El proyecto nace de un proceso pedagógico exigente y, a la vez, profundamente vital. Según las palabras de Araceli García en el catálogo de la exposición, las artistas “han investigado, se han deshecho de creencias y se han arriesgado a crear desde el no saber”. Lo que el visitante encuentra no es una mera colección de obras acabadas sino “destilaciones” de una búsqueda: piezas que conservan la memoria del gesto, la renuncia y la duda, y que entienden el arte como medio, proceso y resultado. En palabras del equipo impulsor, se trata de una auténtica escuela de bien vivir: al depurar la pintura hasta el gesto justo, la artista se despoja de lo superfluo y se hace -y rehace- a sí misma.

Los comisarios de la muestra afirman que la experiencia a la que invita la exposición se potencia en el propio marco del monasterio. Caminar el claustro, a veces al paso de los monjes anfitriones, convierte la visita en un pequeño ritual. No hay prisa: la acuarela exige respiración, escucha y una atención particular al agua, al pigmento y a la luz que la atraviesa. En ese diálogo silencioso, la muestra propone un acto de resistencia frente a lo cotidiano: recordar la propia esencia y conceder al arte la posibilidad de rozar lo sublime. “¿Qué es la belleza sino verdad destilada y luminosa?”, se pregunta Araceli García.
El recorrido se abre con Introspección, el primero de los tres ámbitos en los que se divide la exposición, y que reivindica la mirada hacia dentro como ejercicio a veces doloroso, siempre fecundo. Es el primer e irrenunciable paso que conduce hacia la finalidad trascendental del arte, y en este ámbito pueden verse obras que hablan de renuncias, esfuerzos y pequeñas heridas que enseñan.
Belén Espartosa aborda los procesos de duelo y la finitud a través de formas vegetales efímeras, casi respiraciones. Carmen García (en otro hilo familiar del conjunto) teje hilos y huellas que la atan a los suyos, como un bordado de memoria. Liana de Plasencia se sumerge en fondos marinos que funcionan como espejo emocional: capas de profundidad donde el azul es tiempo. En lugar de usar la acuarela como sis compañeras tira de materiales más terrosos, como la arena, la sal, la tinta y el acrílico sobre lino. Mercedes Cimas levanta tormentas coloridas que vibran como autorretratos anímicos, y Pilar García busca claridad en la transparencia misma de la acuarela, allí donde la luz no se pinta, sino que se deja pasar.
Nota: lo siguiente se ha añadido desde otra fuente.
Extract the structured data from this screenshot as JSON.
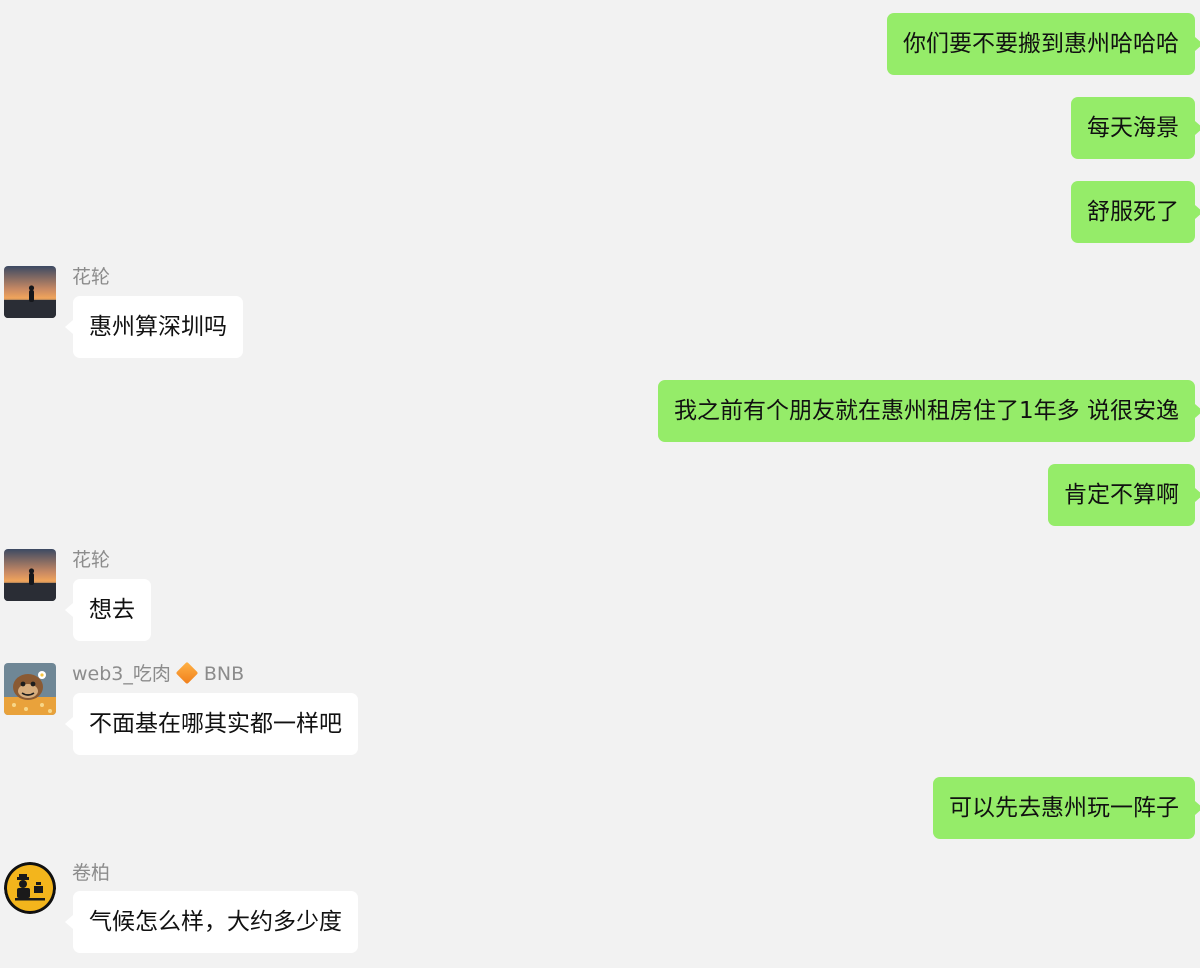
{
  "messages": [
    {
      "direction": "out",
      "text": "你们要不要搬到惠州哈哈哈"
    },
    {
      "direction": "out",
      "text": "每天海景"
    },
    {
      "direction": "out",
      "text": "舒服死了"
    },
    {
      "direction": "in",
      "sender": "花轮",
      "avatar": "sunset-avatar",
      "text": "惠州算深圳吗"
    },
    {
      "direction": "out",
      "text": "我之前有个朋友就在惠州租房住了1年多 说很安逸"
    },
    {
      "direction": "out",
      "text": "肯定不算啊"
    },
    {
      "direction": "in",
      "sender": "花轮",
      "avatar": "sunset-avatar",
      "text": "想去"
    },
    {
      "direction": "in",
      "sender": "web3_吃肉",
      "sender_badge_icon": "orange-diamond-icon",
      "sender_suffix": "BNB",
      "avatar": "cartoon-monkey-avatar",
      "text": "不面基在哪其实都一样吧"
    },
    {
      "direction": "out",
      "text": "可以先去惠州玩一阵子"
    },
    {
      "direction": "in",
      "sender": "卷柏",
      "avatar": "yellow-circle-avatar",
      "text": "气候怎么样，大约多少度"
    }
  ],
  "colors": {
    "background": "#f2f2f2",
    "outgoing_bubble": "#95ec69",
    "incoming_bubble": "#ffffff",
    "sender_name": "#8c8c8c",
    "badge": "#f39a2e"
  }
}
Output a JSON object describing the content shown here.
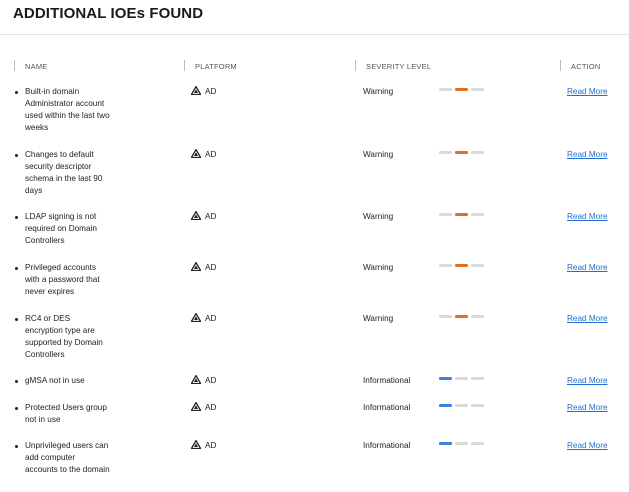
{
  "page": {
    "title": "ADDITIONAL IOEs FOUND"
  },
  "colors": {
    "warning": "#e0701f",
    "informational": "#3d7fe0",
    "inactive": "#d9d9d9",
    "link": "#1f6fd1"
  },
  "columns": {
    "name": "NAME",
    "platform": "PLATFORM",
    "severity": "SEVERITY LEVEL",
    "action": "ACTION"
  },
  "rows": [
    {
      "name": "Built-in domain Administrator account used within the last two weeks",
      "platform": "AD",
      "severity": "Warning",
      "action": "Read More"
    },
    {
      "name": "Changes to default security descriptor schema in the last 90 days",
      "platform": "AD",
      "severity": "Warning",
      "action": "Read More"
    },
    {
      "name": "LDAP signing is not required on Domain Controllers",
      "platform": "AD",
      "severity": "Warning",
      "action": "Read More"
    },
    {
      "name": "Privileged accounts with a password that never expires",
      "platform": "AD",
      "severity": "Warning",
      "action": "Read More"
    },
    {
      "name": "RC4 or DES encryption type are supported by Domain Controllers",
      "platform": "AD",
      "severity": "Warning",
      "action": "Read More"
    },
    {
      "name": "gMSA not in use",
      "platform": "AD",
      "severity": "Informational",
      "action": "Read More"
    },
    {
      "name": "Protected Users group not in use",
      "platform": "AD",
      "severity": "Informational",
      "action": "Read More"
    },
    {
      "name": "Unprivileged users can add computer accounts to the domain",
      "platform": "AD",
      "severity": "Informational",
      "action": "Read More"
    }
  ]
}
Desde esa hondura la exposición avanza hacia Transmutación del sufrimiento, el corazón alquímico del proyecto. Aquí el arte se vuelve laboratorio: destruir y construir, elegir y renunciar, quemar y decantar para abrir otros mundos. Ana María Coque trabaja literalmente con la oscuridad: quema papel, erosiona, deja a la vista la belleza que queda al otro lado del negro. Carla de Vicente transforma el dolor en materia y la ceniza en memoria, en una alquimia íntima que convierte lo pesado en leve. Cruz Ciudad atraviesa el dolor con frontalidad, a partir de un juego tridimensional de acuarelas y soportes transparentes. Y María Castillo invita a renacer desde el silencio profundo; en sus obras, agua y color reconstruyen vida, memoria y alma con una serenidad que tiende puentes con lo contemplativo.
El último tramo, Del vacío a la luz, propone un estado de conciencia donde el yo se diluye y el espacio de creación se ensancha. Lo pequeño contiene el germen de lo ilimitado; lo material y lo intangible se reconocen como una misma corriente. Gus Díaz presenta piezas de múltiples capas que parecen encenderse desde dentro, como si cada veladura liberara una claridad latente. Pertenecen a la serie Parabellum 5. Guerra Futura, en la que explora el concepto del fin de la humanidad. Lourdes Bermúdez diluye pigmentos hasta confundirse con el propio campo pictórico: su pintura ya no delimita, respira junto al soporte. Celia Guerrero trasciende contradicciones y laberintos para encontrar centro en la propia respiración: composición y ritmo son aquí pulmones. Y Araceli García abre ventanas a cielos que no son paisajes, sino estados, visiones de infinitos en equilibrio.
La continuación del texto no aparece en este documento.